Peer review process
Not revised: This Reviewed Preprint includes the authors’ original preprint (without revision), an eLife assessment, and public reviews.
Read more about eLife’s peer review process.Editors
- Reviewing EditorWei YanThe Lundquist Institute, Torrance, United States of America
- Senior EditorWei YanThe Lundquist Institute, Torrance, United States of America
Reviewer #1 (Public Review):
Summary:
TRIP13/Pch2 is a conserved essential regulator of meiotic recombination from yeast to humans. In this manuscript, the authors generated TRIP13 null mice and Flag-tagged TRIP13 knock-in mice to study its role in meiosis. They demonstrate that TRIP13 regulates MORMA domain proteins and is essential for meiotic completion and fertility. The main impact of this manuscript is its clarification of the in vivo function of TRIP13 during mouse meiosis and its previously unrecognized role as a dose-sensitive regulator of meiosis.
Strengths:
Two previously reported Trip13 mutations in mice are both hypomorphic alleles with distinct phenotypes, precluding a conclusion on its function. This study for the first time generated the TRIP13 null mice, definitively revealing the function of TRIP13 in meiosis. The authors also show the novel localization of TRIP13 at SC and its independence from the axial element components. The finding of dose-sensitive regulation of meiosis by TRIP13 has implications in understanding human meiosis and disease phenotypes.
Weaknesses:
This manuscript would be more impactful if more mechanistic advancements could be made. For example, the authors could follow up with one of the new interactors identified by MS to offer new insight into the molecular function of TRIP13.
Reviewer #2 (Public Review):
Summary and Strengths:
In this manuscript, Chotiner and colleagues demonstrated the localization of TRIP13 and clarified the phenotypes of Trip13-null mice in mouse meiosis. The meiotic phenotypes of Trip13 have been well characterized using the hypomorph alleles in the literature. However, the null phenotypes have not been examined, and the localization of TRIP13 was not clearly demonstrated. The study fills these important knowledge gaps in the field. The demonstration of TRIP13 localization to SC in mice provides an explanation of how HOMRA domain proteins are evicted from SC in diverse organisms. This conclusion was confirmed in both IF and TRIP13-tagged Tg mice. Further, the phenotypes of Trip13-null mice are very clear. The manuscript is well crafted, and the discussion section is well organized and comprehends the topic in the field. All in all, the manuscript will provide important knowledge in the field of meiosis.
Weaknesses:
The heterozygous phenotypes demonstrate that TRIP13 is a dosage-sensitive regulator of meiosis. In relation to this conclusion, as summarized in the discussion section, other mutants defective in meiotic recombination showed dosage-sensitive phenotypes. However, the authors did not examine meiotic recombination in the Trip13-null mice.
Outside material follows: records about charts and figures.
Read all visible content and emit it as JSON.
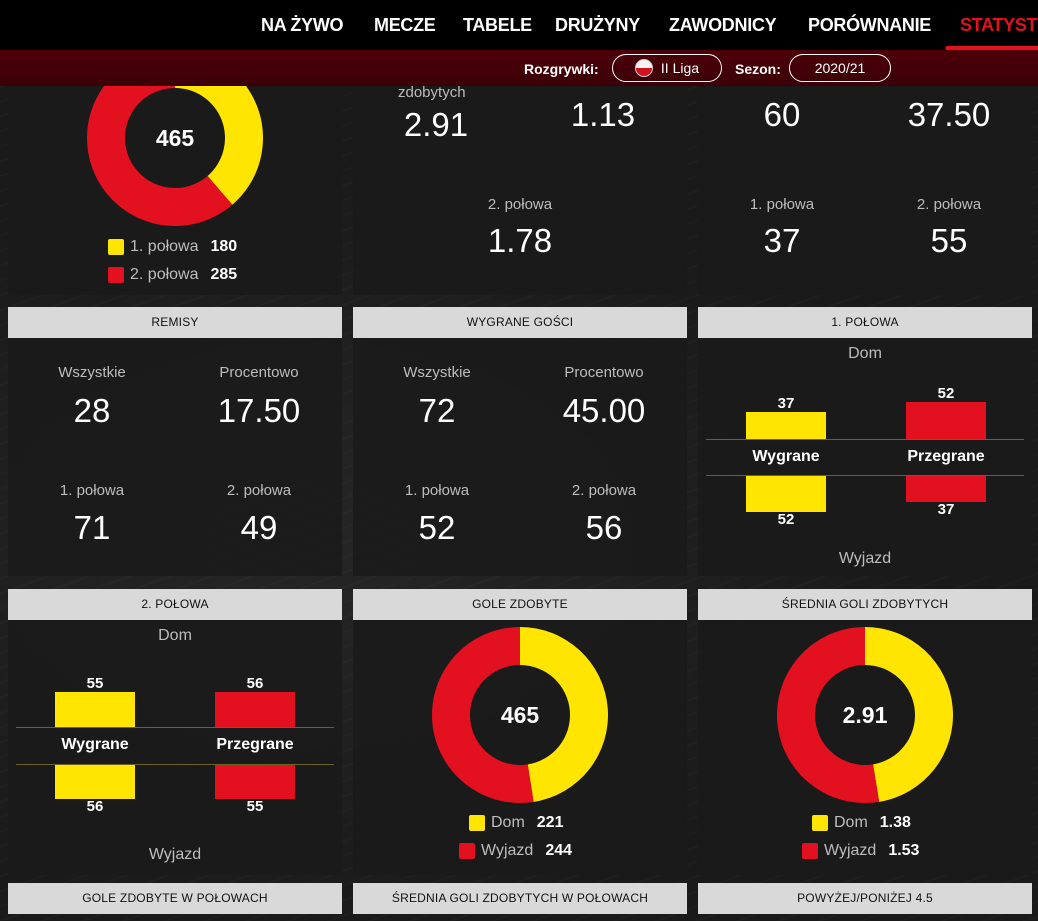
{
  "nav": {
    "items": [
      "NA ŻYWO",
      "MECZE",
      "TABELE",
      "DRUŻYNY",
      "ZAWODNICY",
      "PORÓWNANIE",
      "STATYSTYKI"
    ],
    "active": "STATYSTYKI"
  },
  "filters": {
    "competition_label": "Rozgrywki:",
    "competition_value": "II Liga",
    "season_label": "Sezon:",
    "season_value": "2020/21"
  },
  "colors": {
    "yellow": "#ffe500",
    "red": "#e3101f",
    "header_bg": "#d9d9d9",
    "nav_bg": "#000000",
    "filter_bg": "#4a0008"
  },
  "top_row": {
    "goals_donut": {
      "center": "465",
      "legend": [
        {
          "label": "1. połowa",
          "value": "180",
          "color": "#ffe500"
        },
        {
          "label": "2. połowa",
          "value": "285",
          "color": "#e3101f"
        }
      ],
      "segments": [
        180,
        285
      ]
    },
    "avg_goals": {
      "partial_label": "zdobytych",
      "all": "2.91",
      "first": "1.13",
      "second_label": "2. połowa",
      "second": "1.78"
    },
    "home_wins": {
      "all": "60",
      "pct": "37.50",
      "first_label": "1. połowa",
      "first": "37",
      "second_label": "2. połowa",
      "second": "55"
    }
  },
  "remisy": {
    "title": "REMISY",
    "all_label": "Wszystkie",
    "all": "28",
    "pct_label": "Procentowo",
    "pct": "17.50",
    "first_label": "1. połowa",
    "first": "71",
    "second_label": "2. połowa",
    "second": "49"
  },
  "wygrane_gosci": {
    "title": "WYGRANE GOŚCI",
    "all_label": "Wszystkie",
    "all": "72",
    "pct_label": "Procentowo",
    "pct": "45.00",
    "first_label": "1. połowa",
    "first": "52",
    "second_label": "2. połowa",
    "second": "56"
  },
  "polowa1": {
    "title": "1. POŁOWA",
    "dom": "Dom",
    "wyjazd": "Wyjazd",
    "win_label": "Wygrane",
    "loss_label": "Przegrane",
    "win_home": "37",
    "win_away": "52",
    "loss_home": "52",
    "loss_away": "37"
  },
  "polowa2": {
    "title": "2. POŁOWA",
    "dom": "Dom",
    "wyjazd": "Wyjazd",
    "win_label": "Wygrane",
    "loss_label": "Przegrane",
    "win_home": "55",
    "win_away": "56",
    "loss_home": "56",
    "loss_away": "55"
  },
  "gole_zdobyte": {
    "title": "GOLE ZDOBYTE",
    "center": "465",
    "legend": [
      {
        "label": "Dom",
        "value": "221",
        "color": "#ffe500"
      },
      {
        "label": "Wyjazd",
        "value": "244",
        "color": "#e3101f"
      }
    ],
    "segments": [
      221,
      244
    ]
  },
  "srednia_goli": {
    "title": "ŚREDNIA GOLI ZDOBYTYCH",
    "center": "2.91",
    "legend": [
      {
        "label": "Dom",
        "value": "1.38",
        "color": "#ffe500"
      },
      {
        "label": "Wyjazd",
        "value": "1.53",
        "color": "#e3101f"
      }
    ],
    "segments": [
      1.38,
      1.53
    ]
  },
  "bottom_headers": [
    "GOLE ZDOBYTE W POŁOWACH",
    "ŚREDNIA GOLI ZDOBYTYCH W POŁOWACH",
    "POWYŻEJ/PONIŻEJ 4.5"
  ]
}
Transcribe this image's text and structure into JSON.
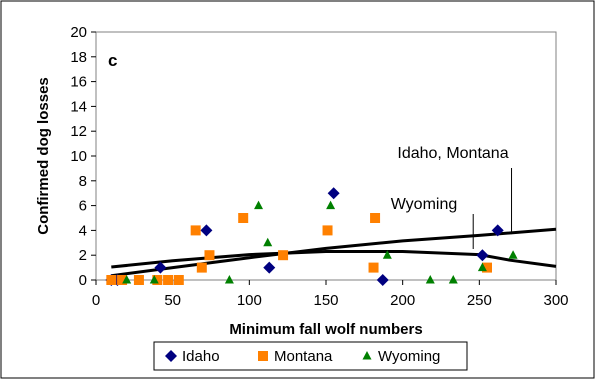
{
  "chart_data": {
    "type": "scatter",
    "panel_label": "c",
    "xlabel": "Minimum fall wolf numbers",
    "ylabel": "Confirmed dog losses",
    "xlim": [
      0,
      300
    ],
    "ylim": [
      0,
      20
    ],
    "x_ticks": [
      0,
      50,
      100,
      150,
      200,
      250,
      300
    ],
    "y_ticks": [
      0,
      2,
      4,
      6,
      8,
      10,
      12,
      14,
      16,
      18,
      20
    ],
    "grid": false,
    "legend_position": "bottom",
    "series": [
      {
        "name": "Idaho",
        "marker": "diamond",
        "color": "#000080",
        "points": [
          [
            10,
            0
          ],
          [
            14,
            0
          ],
          [
            42,
            1
          ],
          [
            72,
            4
          ],
          [
            113,
            1
          ],
          [
            155,
            7
          ],
          [
            187,
            0
          ],
          [
            252,
            2
          ],
          [
            262,
            4
          ]
        ]
      },
      {
        "name": "Montana",
        "marker": "square",
        "color": "#ff8000",
        "points": [
          [
            10,
            0
          ],
          [
            17,
            0
          ],
          [
            28,
            0
          ],
          [
            40,
            0
          ],
          [
            47,
            0
          ],
          [
            54,
            0
          ],
          [
            65,
            4
          ],
          [
            69,
            1
          ],
          [
            74,
            2
          ],
          [
            96,
            5
          ],
          [
            122,
            2
          ],
          [
            151,
            4
          ],
          [
            181,
            1
          ],
          [
            182,
            5
          ],
          [
            255,
            1
          ]
        ]
      },
      {
        "name": "Wyoming",
        "marker": "triangle",
        "color": "#008000",
        "points": [
          [
            20,
            0
          ],
          [
            38,
            0
          ],
          [
            87,
            0
          ],
          [
            106,
            6
          ],
          [
            112,
            3
          ],
          [
            153,
            6
          ],
          [
            190,
            2
          ],
          [
            218,
            0
          ],
          [
            233,
            0
          ],
          [
            252,
            1
          ],
          [
            272,
            2
          ]
        ]
      }
    ],
    "trend_lines": [
      {
        "color": "#000000",
        "points": [
          [
            10,
            0.35
          ],
          [
            50,
            1.0
          ],
          [
            100,
            1.8
          ],
          [
            150,
            2.55
          ],
          [
            200,
            3.15
          ],
          [
            250,
            3.6
          ],
          [
            300,
            4.1
          ]
        ]
      },
      {
        "color": "#000000",
        "points": [
          [
            10,
            1.05
          ],
          [
            50,
            1.55
          ],
          [
            100,
            2.05
          ],
          [
            150,
            2.3
          ],
          [
            200,
            2.3
          ],
          [
            250,
            2.05
          ],
          [
            270,
            1.6
          ],
          [
            300,
            1.1
          ]
        ]
      }
    ],
    "annotations": [
      {
        "text": "Idaho, Montana",
        "target": [
          271,
          3.7
        ]
      },
      {
        "text": "Wyoming",
        "target": [
          246,
          2.5
        ]
      }
    ]
  }
}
Reviewer #3 (Public Review):
Summary:
The authors perform a thorough examination of the phenotypes of a newly generated Trip13 null allele in mice, noting defects in chromosome synapsis and impact on localization of other key proteins (namely HORMADs) on meiotic chromosomes. The vast majority of data confirms observations of several prior studies of Trip13 alleles (moderate and severe hypomorphs). The original or primary aims of the study aren't clear, but it can be assumed that the authors wanted to better study the role of this protein in evicting HORMADs upon synapsis by studying phenotypes of mutants and better characterizing TRIP13 localization data (which they find localizes to the central element of synapsed chromosomes using a new epitope-tagged allele). Their data confirm prior reports and are consistent with localization data of the orthologous Pch2 protein in many other organisms.
Strengths:
The quality of data is high. Probably the most important data the authors find is that TRIP13 is localized along the CE of synapsed chromosomes. However, this was not unexpected because PCH2 is also similarly localized. Also, the authors use a clear null (deletion allele), whereas prior studies used hypomorphs.
Weaknesses:
There is limited new data; most are confirmatory or expected (i.e., SC localization), and thus the impact of this report is not high. The claim that TRIP13 "functions as a dosage-sensitive regulator of meiosis" is exaggerated in my opinion. Indeed, the authors make the observation that hets have a phenotype, but numerous genes have haploinsufficient phenotypes. In my opinion, it is a leap to extrapolate this to infer that TRIP13 is a "regulator" of meiosis. What is the definition of a meiosis regulator? Is it at the apex of the meiosis process, or is it a crucial cog of any aspect of meiosis?